My mother’s family was one that treasured humor, wit, poetry, puns, and clever sayings.5 They valued conversation and quick repartee. When she was growing up she might have started with the little girl’s tendency toward being prim and proper, but all around her people were telling bawdy stories and playing practical jokes. That toughened her, of course, and in self-defense she developed a wry, ironic, and wicked sense of humor. She taught me to laugh, to find the humor in even the most painful situations, and to bear up under hardship and offense and then wave them off with a joke.
Because my father was an engineer, she moved all over the Northeast, following him from job to job, and then out to California on one last great adventure. Through it all, she remained a small-town girl in most of her outlook, but she was tough enough to make the best of whatever life handed her wherever they ended up.6 She made sense of life with a draftsman’s taste for order and precision. She never complained and she never made excuses. I am the son of a landscape architect and damned proud of it.
1. I patterned the profession, interests, and hometown setting of the judge in The Judge’s Daughter on this man, although not his particular story or predicament.
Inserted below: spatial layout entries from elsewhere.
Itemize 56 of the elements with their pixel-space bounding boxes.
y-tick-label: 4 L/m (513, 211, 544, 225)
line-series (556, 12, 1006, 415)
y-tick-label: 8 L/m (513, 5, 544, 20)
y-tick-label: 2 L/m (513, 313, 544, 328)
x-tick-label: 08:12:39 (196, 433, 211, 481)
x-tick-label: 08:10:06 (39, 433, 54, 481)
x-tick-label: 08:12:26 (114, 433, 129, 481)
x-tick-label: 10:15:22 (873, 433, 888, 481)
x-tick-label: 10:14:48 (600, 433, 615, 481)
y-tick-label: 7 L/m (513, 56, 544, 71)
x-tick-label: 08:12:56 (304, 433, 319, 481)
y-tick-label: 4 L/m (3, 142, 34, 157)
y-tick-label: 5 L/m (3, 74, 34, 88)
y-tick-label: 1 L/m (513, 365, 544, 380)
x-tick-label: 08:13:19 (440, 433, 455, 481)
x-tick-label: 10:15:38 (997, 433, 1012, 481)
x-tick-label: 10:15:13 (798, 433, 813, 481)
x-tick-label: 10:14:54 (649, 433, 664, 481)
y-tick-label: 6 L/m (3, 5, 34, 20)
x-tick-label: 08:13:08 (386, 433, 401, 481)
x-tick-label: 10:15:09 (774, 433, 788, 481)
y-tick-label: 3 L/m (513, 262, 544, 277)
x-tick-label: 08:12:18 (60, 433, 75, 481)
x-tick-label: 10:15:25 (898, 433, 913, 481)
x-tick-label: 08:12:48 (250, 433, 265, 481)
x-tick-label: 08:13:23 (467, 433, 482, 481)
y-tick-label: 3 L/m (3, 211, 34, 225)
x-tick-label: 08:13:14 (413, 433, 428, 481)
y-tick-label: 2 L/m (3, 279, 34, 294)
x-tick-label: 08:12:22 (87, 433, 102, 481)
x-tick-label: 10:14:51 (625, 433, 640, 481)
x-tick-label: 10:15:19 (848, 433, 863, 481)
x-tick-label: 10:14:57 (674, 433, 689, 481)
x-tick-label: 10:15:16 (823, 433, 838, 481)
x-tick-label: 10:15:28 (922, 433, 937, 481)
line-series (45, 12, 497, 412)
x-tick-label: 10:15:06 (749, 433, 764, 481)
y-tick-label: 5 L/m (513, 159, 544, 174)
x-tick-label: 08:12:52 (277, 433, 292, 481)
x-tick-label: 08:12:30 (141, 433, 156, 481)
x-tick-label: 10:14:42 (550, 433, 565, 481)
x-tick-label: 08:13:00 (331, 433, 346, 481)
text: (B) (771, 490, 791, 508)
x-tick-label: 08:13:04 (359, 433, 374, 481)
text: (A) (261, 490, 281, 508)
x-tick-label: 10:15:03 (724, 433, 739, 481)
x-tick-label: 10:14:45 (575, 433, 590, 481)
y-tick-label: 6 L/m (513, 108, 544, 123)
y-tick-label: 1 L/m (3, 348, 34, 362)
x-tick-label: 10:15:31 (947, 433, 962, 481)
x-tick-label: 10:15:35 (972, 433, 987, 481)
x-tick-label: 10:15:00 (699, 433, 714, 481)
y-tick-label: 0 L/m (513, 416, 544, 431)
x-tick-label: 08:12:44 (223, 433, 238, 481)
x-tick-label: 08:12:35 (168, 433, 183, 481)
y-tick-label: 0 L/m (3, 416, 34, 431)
For those aspects, the book is pure fiction.
2. Right now, I can hear her saying, “Plant in clumps. Avoid straight lines.”
3. That sense of margins—of leaving room for error—has served me well in many contexts, from allowing extra time to meet a deadline or arrive at an appointment, to preserving leeway and operating space when driving a car or riding a motorcycle. You could say my mother’s skill at sewing has saved my life a couple of times.
4. I know—pollution with broken glass and metal oxides, not to mention endangering the fish. But it was a simpler time, and the creek did run at least partly on my grandfather’s property.
5. According to family legend, two of the authors of the Burma Shave signs were friends of my grandfather.
6. This woman who grew up in a great house among beautiful gardens was ultimately able to say, “Family and friends are what count, a place is just a place.”